Narayan Dabhalkar, a retired statistician, walked out of the casualty ward of the Indira Gandhi Rughnalaya (IGR) government hospital in Nagpur, Maharashtra, against the advice of doctors – and despite his blood oxygen levels falling – after he witnessed a woman pleading with staff to admit her 40-year-old husband to the crowded medical facility.
“I am 85,” Mr Dabhalkar reportedly told staff. “I have lived my life. Saving the life of a young man is more important. Their children are young… please give my bed to them.”
Discharged and collected by his daughter Aasawari Kothiwan, he died three days later at home.
“Our entire family is down with Covid,” the latter explained in a post that went viral on social media. “On April 16, we got his samples tested and the results came on April 19. The treatment continued at home. We rushed him to IGR when his oxygen levels dipped on April 22. We got a bed after great effort but he was back home in a couple of hours. Even doctors said that he was in a critical state.
“My father said he would prefer to spend his last moments with us. He also told us about a young patient: ‘I have already lived my life and would rather leave it to fate instead of blocking a bed for two-three days at the cost of a younger patient.’
“The last moments were painful. His nails turned black and limbs had become numb. He died after having a few morsels from my hand.”
A report by The Times of India quoted an unnamed hospital official who said the younger man would not necessarily have received the octogenarian’s bed but that his sacrifice had unquestionably helped with the overcrowding issue.
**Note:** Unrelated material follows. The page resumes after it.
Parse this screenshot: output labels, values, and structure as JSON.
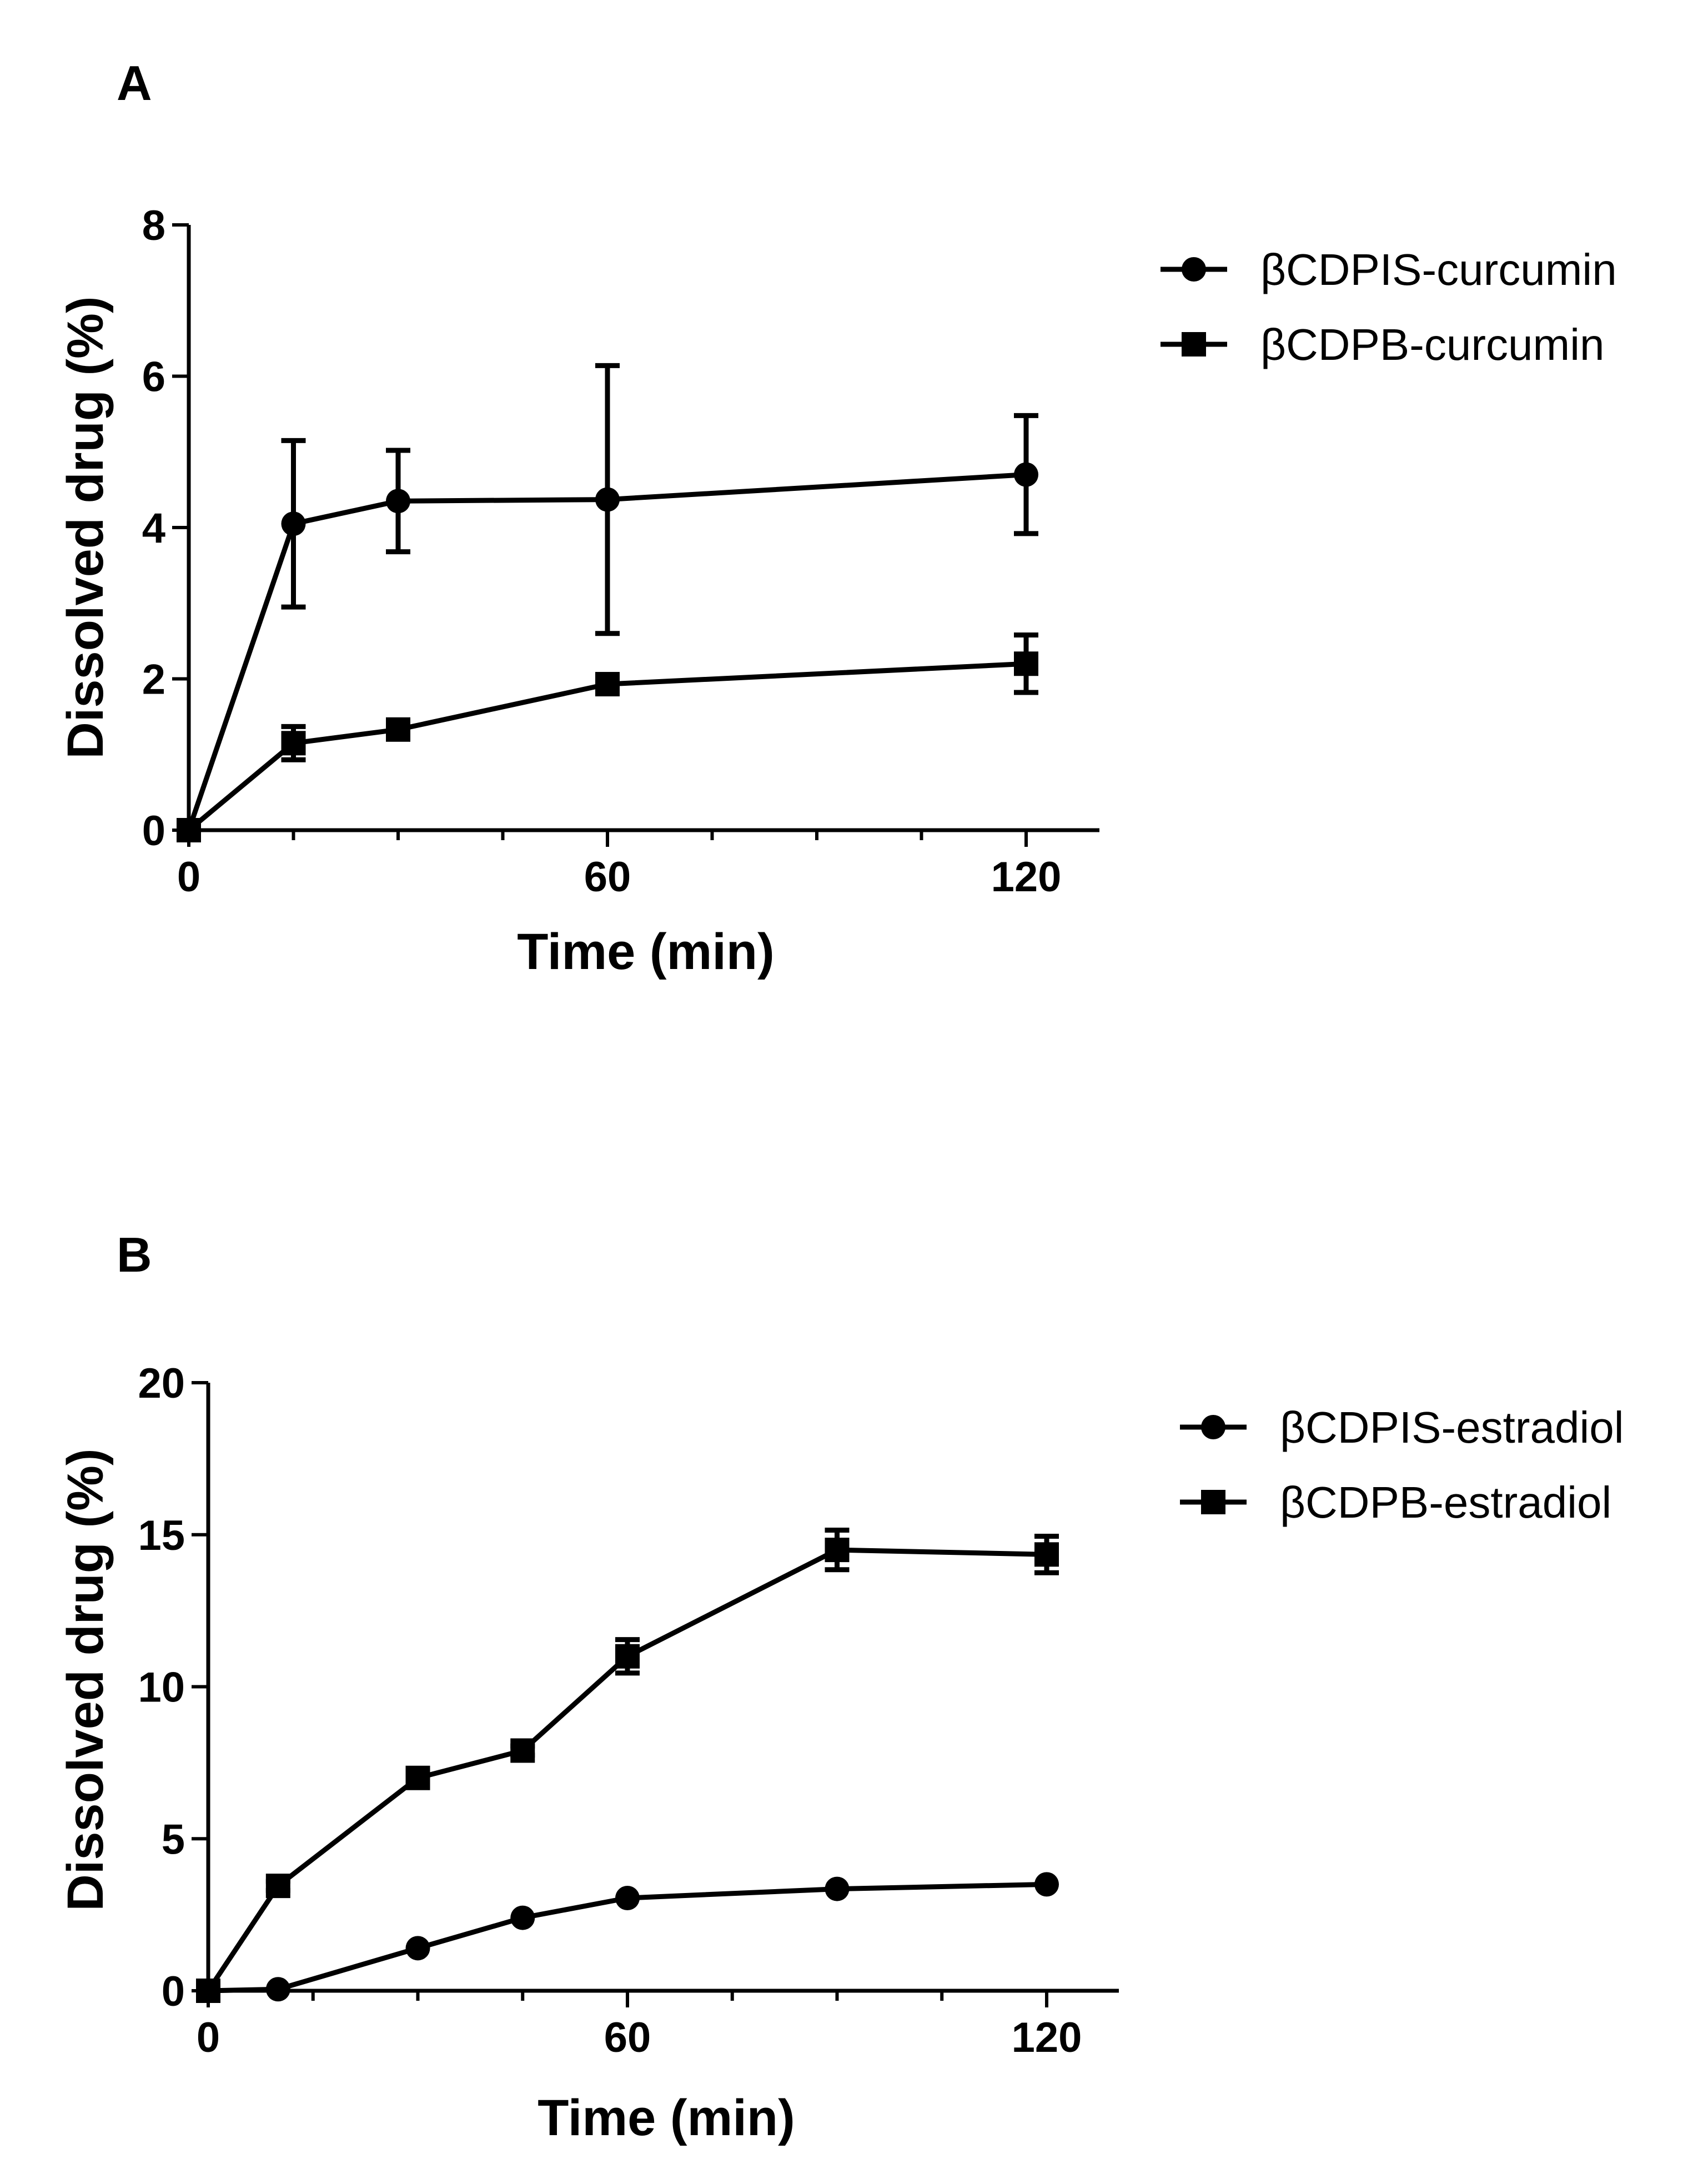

“Whom to give the bed is the prerogative of the doctor,” the official said. “Although Dabhalkar leaving would have certainly eased the pressure by creating space for someone else.”
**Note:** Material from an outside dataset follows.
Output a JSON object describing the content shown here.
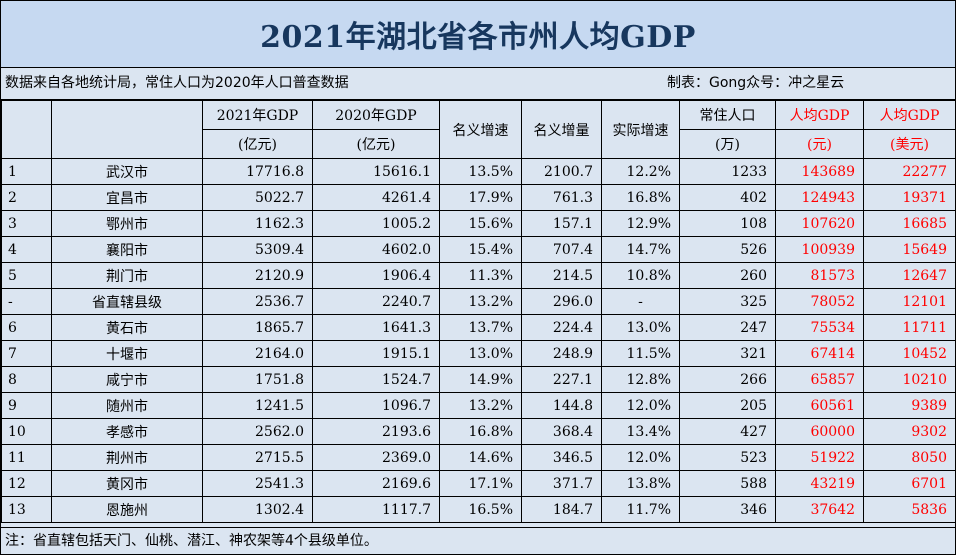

India is currently the global epicentre of the Covid-19 crisis and is enduring a devastating second wave of infections, passing 200,000 deaths from the pandemic on Wednesday after reporting 300,000 new cases for the seventh day running.
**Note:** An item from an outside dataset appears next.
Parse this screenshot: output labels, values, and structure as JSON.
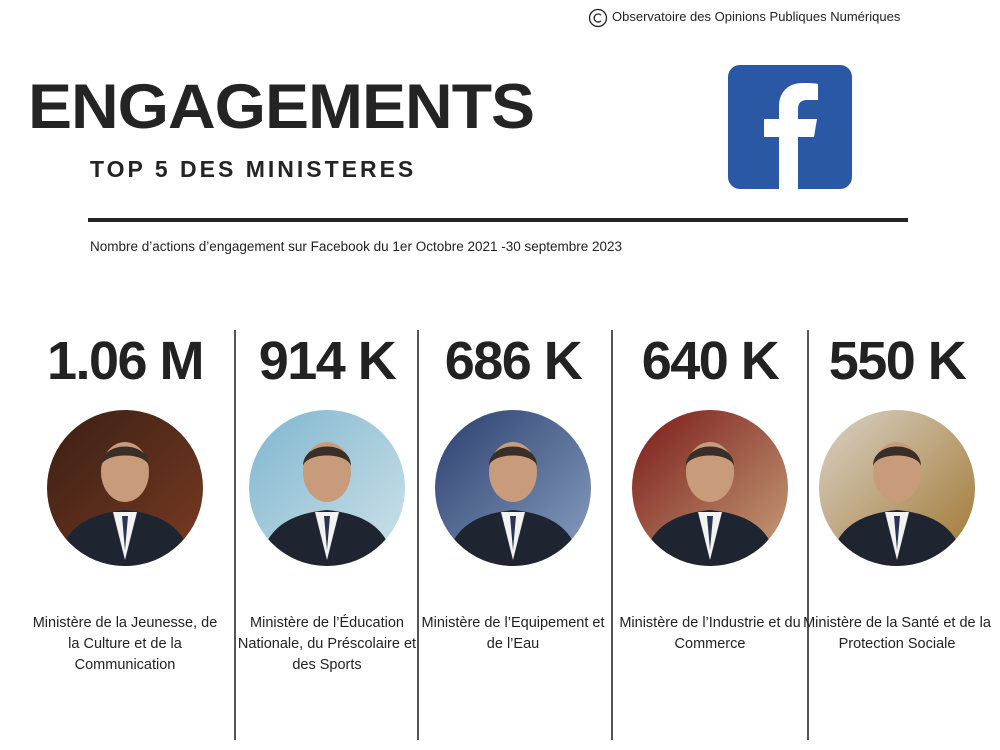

The past 24 hours have been the country’s deadliest of the outbreak so far, with 3,293 deaths recorded plus a new world record for daily cases set at 360,960.
Experts meanwhile believe the official records greatly underestimate the true figures, with epidemiologists at the University of Michigan projecting the actual number of deaths to be between two to five times higher than is being reported.